2.4. Regroupement du crédit mieux protégé. Redoutées à juste titre, les conséquences négatives de la directive sur le marché du regroupement de crédits ont été finalement écartées, par l’Arrêté du 16 juin 2016

La directive pouvait avoir pour conséquence que le regroupement de crédit relève du crédit immobilier dès qu’un euro de crédit immobilier s’y trouve. Mais cette disposition n’avait pas de caractère impératif.

Un regroupement de crédits peut réunir à la fois des crédits immobiliers, des crédits à la consommation, et même des créances (« LS1 » et « LS2 »). Cette distinction est maintenue (articles L. 314-10 et suivants du Code de la consommation, notamment, article L. 314-11, dans le nouveau Code de la consommation).

Le Code de la consommation adapte les règles applicables au regroupement de crédit au nouveau périmètre du régime du crédit immobilier.

Les regroupement de crédit relèvent, soit du crédit immobilier (articles L. 313-1 1° et s. du Code de la consommation), si la part relative de crédit(s) immobilier(s) dans le regroupement est supérieure (ou égale) à 60%, soit du crédit à la consommation si cette part est inférieure à 60%. L’Arrêté du 16 juin 2016 apporte cette précision, quant aux catégories à retenir pour le calcul des taux d’usure applicables aux différents prêts aux particuliers.

Cette disposition préserve, simplement, le droit antérieur et permet le déploiement du regroupement de crédit, notamment auprès de personnes en fragilité financière due à la structure de leur endettement. Désormais très sérieusement encadré, il offre un haut niveau de protection des emprunteurs.

2.5. Création du « passeport européen » d’IOBSP. Le marché intérieur de l’Union offre un « espace sans frontière intérieure ». En théorie. La directive tire toutes les conséquences de la nécessité « de développer, au sein de cet espace, un marché du crédit plus performant et plus transparent » (Directive, préambule, 2).

Elle étend, et c’est positif, aux IOBSP la possibilité de travailler directement en partenariats avec des établissements de crédits de l’Union européenne. Jusqu’à présent, il fallait que la banque étrangère dispose d’une implantation en France, au titre de l’un des dispositifs d’exercice existants.

La formulation inadéquate des obligations précontractuelles des distributeurs, le recul sans raison devant la généralisation de l’obligation de conseil en crédits, risquent de compromettre l’équilibre du nouveau cadre de distribution bancaire.

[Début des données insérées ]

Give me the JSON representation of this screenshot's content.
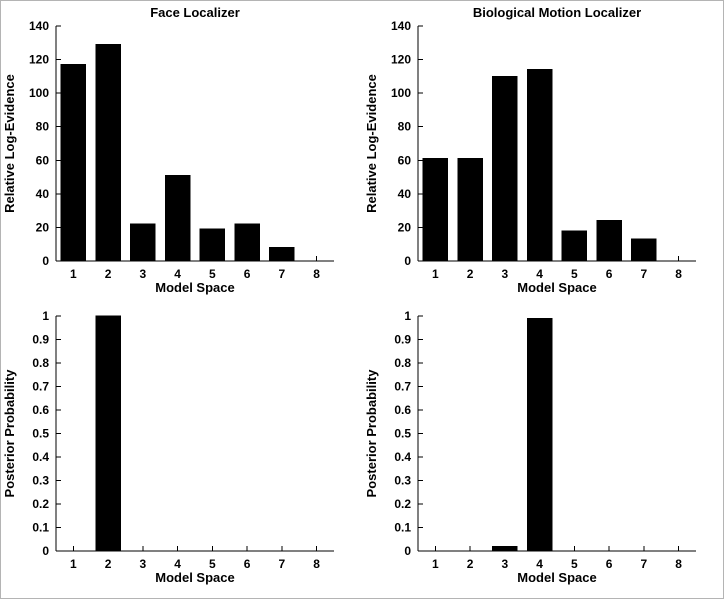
{
  "figure": {
    "background": "#ffffff",
    "bar_color": "#000000",
    "axis_color": "#000000",
    "text_color": "#000000"
  },
  "chart_data": [
    {
      "type": "bar",
      "title": "Face Localizer",
      "xlabel": "Model Space",
      "ylabel": "Relative Log-Evidence",
      "categories": [
        "1",
        "2",
        "3",
        "4",
        "5",
        "6",
        "7",
        "8"
      ],
      "values": [
        117,
        129,
        22,
        51,
        19,
        22,
        8,
        0
      ],
      "ylim": [
        0,
        140
      ],
      "ytick": 20,
      "ytick_labels": [
        "0",
        "20",
        "40",
        "60",
        "80",
        "100",
        "120",
        "140"
      ],
      "grid": false,
      "legend": null
    },
    {
      "type": "bar",
      "title": "Biological Motion Localizer",
      "xlabel": "Model Space",
      "ylabel": "Relative Log-Evidence",
      "categories": [
        "1",
        "2",
        "3",
        "4",
        "5",
        "6",
        "7",
        "8"
      ],
      "values": [
        61,
        61,
        110,
        114,
        18,
        24,
        13,
        0
      ],
      "ylim": [
        0,
        140
      ],
      "ytick": 20,
      "ytick_labels": [
        "0",
        "20",
        "40",
        "60",
        "80",
        "100",
        "120",
        "140"
      ],
      "grid": false,
      "legend": null
    },
    {
      "type": "bar",
      "title": "",
      "xlabel": "Model Space",
      "ylabel": "Posterior Probability",
      "categories": [
        "1",
        "2",
        "3",
        "4",
        "5",
        "6",
        "7",
        "8"
      ],
      "values": [
        0,
        1.0,
        0,
        0,
        0,
        0,
        0,
        0
      ],
      "ylim": [
        0,
        1
      ],
      "ytick": 0.1,
      "ytick_labels": [
        "0",
        "0.1",
        "0.2",
        "0.3",
        "0.4",
        "0.5",
        "0.6",
        "0.7",
        "0.8",
        "0.9",
        "1"
      ],
      "grid": false,
      "legend": null
    },
    {
      "type": "bar",
      "title": "",
      "xlabel": "Model Space",
      "ylabel": "Posterior Probability",
      "categories": [
        "1",
        "2",
        "3",
        "4",
        "5",
        "6",
        "7",
        "8"
      ],
      "values": [
        0,
        0,
        0.02,
        0.99,
        0,
        0,
        0,
        0
      ],
      "ylim": [
        0,
        1
      ],
      "ytick": 0.1,
      "ytick_labels": [
        "0",
        "0.1",
        "0.2",
        "0.3",
        "0.4",
        "0.5",
        "0.6",
        "0.7",
        "0.8",
        "0.9",
        "1"
      ],
      "grid": false,
      "legend": null
    }
  ]
}
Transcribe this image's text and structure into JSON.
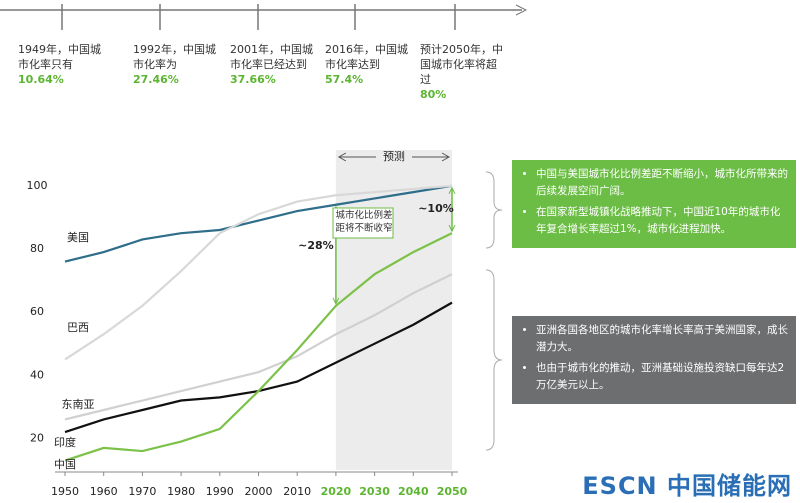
{
  "timeline": [
    {
      "text": "1949年，中国城市化率只有",
      "value": "10.64%"
    },
    {
      "text": "1992年，中国城市化率为",
      "value": "27.46%"
    },
    {
      "text": "2001年，中国城市化率已经达到",
      "value": "37.66%"
    },
    {
      "text": "2016年，中国城市化率达到",
      "value": "57.4%"
    },
    {
      "text": "预计2050年，中国城市化率将超过",
      "value": "80%"
    }
  ],
  "chart_data": {
    "type": "line",
    "x": [
      1950,
      1960,
      1970,
      1980,
      1990,
      2000,
      2010,
      2020,
      2030,
      2040,
      2050
    ],
    "xlim": [
      1950,
      2050
    ],
    "xticks": [
      1950,
      1960,
      1970,
      1980,
      1990,
      2000,
      2010,
      2020,
      2030,
      2040,
      2050
    ],
    "ylim": [
      10,
      105
    ],
    "yticks": [
      20,
      40,
      60,
      80,
      100
    ],
    "forecast": {
      "label": "预测",
      "range": [
        2020,
        2050
      ]
    },
    "series": [
      {
        "name": "美国",
        "color": "#2e6e8a",
        "values": [
          76,
          79,
          83,
          85,
          86,
          89,
          92,
          94,
          96,
          98,
          100
        ]
      },
      {
        "name": "巴西",
        "color": "#d8d8d8",
        "values": [
          45,
          53,
          62,
          73,
          85,
          91,
          95,
          97,
          98,
          99,
          100
        ]
      },
      {
        "name": "东南亚",
        "color": "#d0d0d0",
        "values": [
          26,
          29,
          32,
          35,
          38,
          41,
          46,
          53,
          59,
          66,
          72
        ]
      },
      {
        "name": "印度",
        "color": "#111111",
        "values": [
          22,
          26,
          29,
          32,
          33,
          35,
          38,
          44,
          50,
          56,
          63
        ]
      },
      {
        "name": "中国",
        "color": "#7cc24a",
        "values": [
          13,
          17,
          16,
          19,
          23,
          35,
          48,
          62,
          72,
          79,
          85
        ]
      }
    ],
    "annotations": [
      "~28%",
      "~10%",
      "城市化比例差距将不断收窄"
    ]
  },
  "notes": [
    {
      "items": [
        "中国与美国城市化比例差距不断缩小，城市化所带来的后续发展空间广阔。",
        "在国家新型城镇化战略推动下，中国近10年的城市化年复合增长率超过1%，城市化进程加快。"
      ]
    },
    {
      "items": [
        "亚洲各国各地区的城市化率增长率高于美洲国家，成长潜力大。",
        "也由于城市化的推动，亚洲基础设施投资缺口每年达2万亿美元以上。"
      ]
    }
  ],
  "watermark": "ESCN 中国储能网"
}
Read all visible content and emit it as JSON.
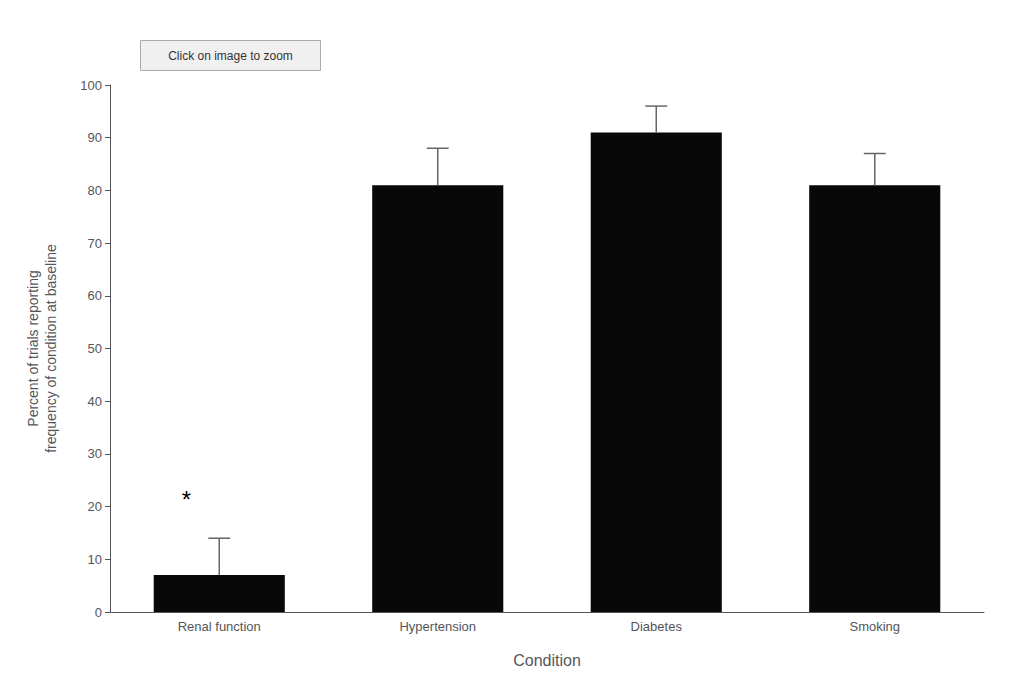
{
  "chart_data": {
    "type": "bar",
    "categories": [
      "Renal function",
      "Hypertension",
      "Diabetes",
      "Smoking"
    ],
    "values": [
      7,
      81,
      91,
      81
    ],
    "error_upper": [
      7,
      7,
      5,
      6
    ],
    "color": "#080808",
    "xlabel": "Condition",
    "ylabel": "Percent of trials reporting\nfrequency of condition at baseline",
    "ylim": [
      0,
      100
    ],
    "yticks": [
      0,
      10,
      20,
      30,
      40,
      50,
      60,
      70,
      80,
      90,
      100
    ],
    "grid": false,
    "annotations": [
      {
        "text": "*",
        "x": "Renal function",
        "y": 19
      },
      {
        "text": "Click on image to zoom"
      }
    ]
  }
}
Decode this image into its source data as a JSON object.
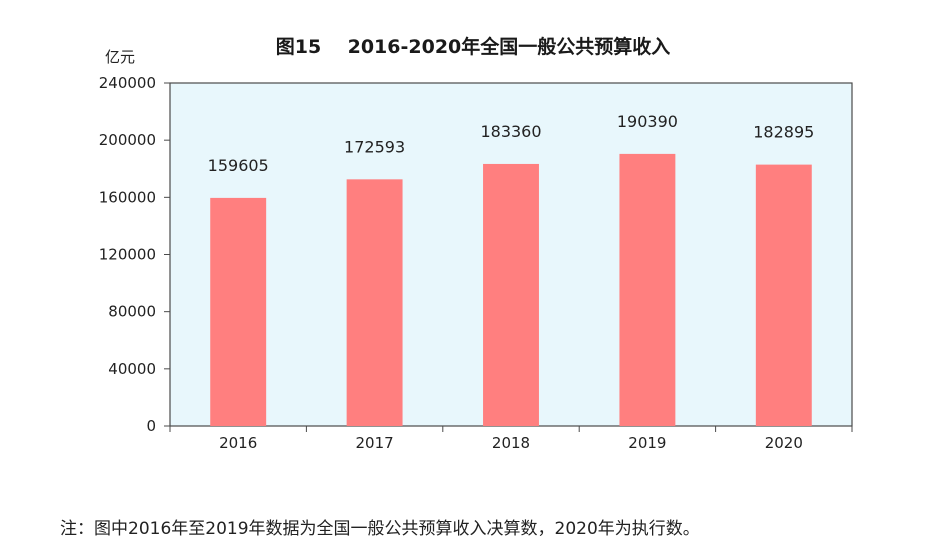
{
  "chart_data": {
    "type": "bar",
    "title": "图15    2016-2020年全国一般公共预算收入",
    "ylabel": "亿元",
    "xlabel": "",
    "categories": [
      "2016",
      "2017",
      "2018",
      "2019",
      "2020"
    ],
    "values": [
      159605,
      172593,
      183360,
      190390,
      182895
    ],
    "value_labels": [
      "159605",
      "172593",
      "183360",
      "190390",
      "182895"
    ],
    "ylim": [
      0,
      240000
    ],
    "yticks": [
      0,
      40000,
      80000,
      120000,
      160000,
      200000,
      240000
    ],
    "ytick_labels": [
      "0",
      "40000",
      "80000",
      "120000",
      "160000",
      "200000",
      "240000"
    ],
    "grid": false,
    "bar_color": "#ff7f7f",
    "plot_background": "#e8f7fc",
    "frame_color": "#4a4a4a"
  },
  "footnote": "注：图中2016年至2019年数据为全国一般公共预算收入决算数，2020年为执行数。"
}
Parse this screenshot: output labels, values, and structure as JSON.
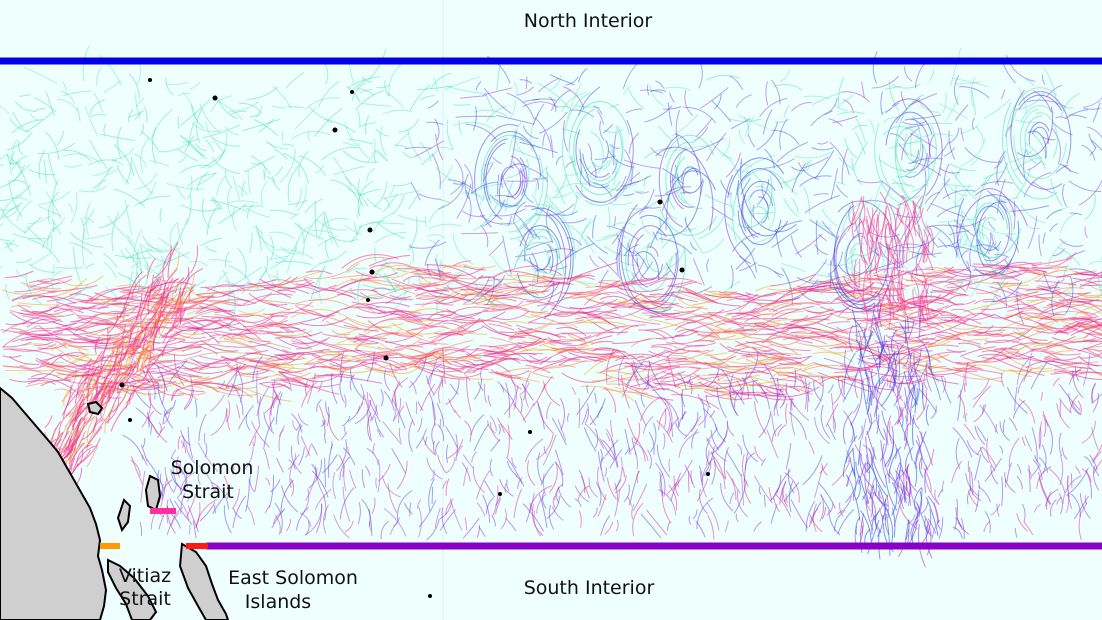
{
  "labels": {
    "north_interior": "North Interior",
    "south_interior": "South Interior",
    "solomon_strait_line1": "Solomon",
    "solomon_strait_line2": "Strait",
    "vitiaz_strait_line1": "Vitiaz",
    "vitiaz_strait_line2": "Strait",
    "east_solomon_line1": "East Solomon",
    "east_solomon_line2": "Islands"
  },
  "colors": {
    "ocean": "#effffd",
    "land": "#cfcfcf",
    "coast": "#000000",
    "north_boundary": "#0000e6",
    "south_boundary": "#8a00c8",
    "vitiaz_segment": "#ff9900",
    "solomon_segment": "#ff2fa0",
    "east_solomon_segment": "#ff1a1a",
    "trajectory_palette": [
      "#ff2f8c",
      "#e8218f",
      "#ff7a59",
      "#f5a623",
      "#8a2be2",
      "#5b3fd6",
      "#2f3fe0",
      "#3fd9b0",
      "#5ae0c8",
      "#b040d0"
    ]
  }
}
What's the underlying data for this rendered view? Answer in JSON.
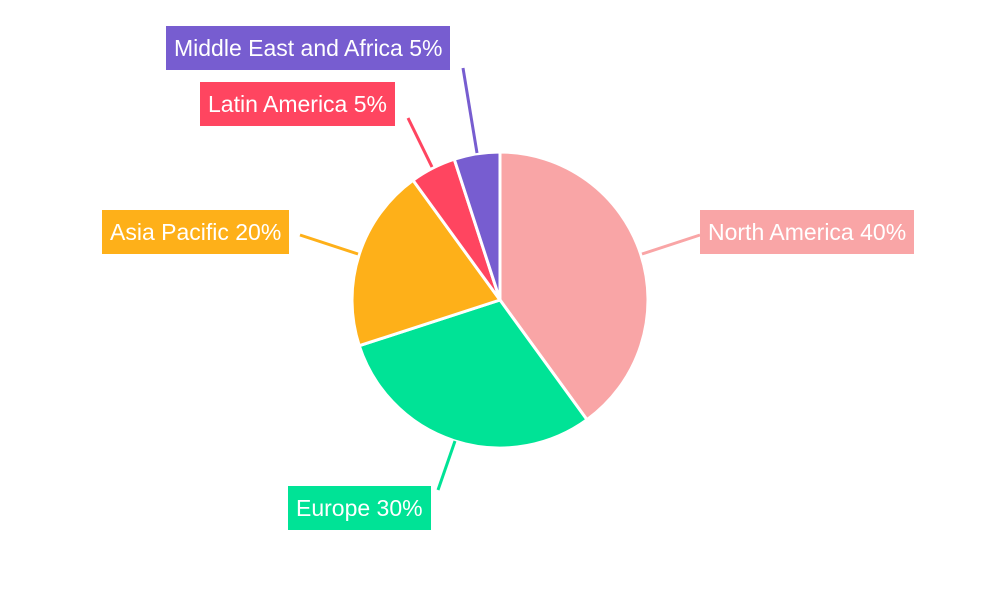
{
  "chart_data": {
    "type": "pie",
    "title": "",
    "start_angle": "top",
    "direction": "clockwise",
    "slices": [
      {
        "label": "North America",
        "value": 40,
        "display": "North America 40%",
        "color": "#F9A5A6"
      },
      {
        "label": "Europe",
        "value": 30,
        "display": "Europe 30%",
        "color": "#00E396"
      },
      {
        "label": "Asia Pacific",
        "value": 20,
        "display": "Asia Pacific 20%",
        "color": "#FEB019"
      },
      {
        "label": "Latin America",
        "value": 5,
        "display": "Latin America 5%",
        "color": "#FF4560"
      },
      {
        "label": "Middle East and Africa",
        "value": 5,
        "display": "Middle East and Africa 5%",
        "color": "#775DD0"
      }
    ]
  }
}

3 - Les incohérences du dispositif d’obligations précontractuelles des distributeurs, préjudiciables à la protection de l’emprunteur en crédit immobilier.

Avec la confirmation de l’encadrement strict de la communication publicitaire, les normes de présentation (du professionnel), d’information, d’explication (ou de mise en garde ou d’alerte) et de conseil (à l’emprunteur) assemblent la charpente juridique de la phase précontractuelle.

Or, la question du conseil en crédits demeure particulièrement mal résolue.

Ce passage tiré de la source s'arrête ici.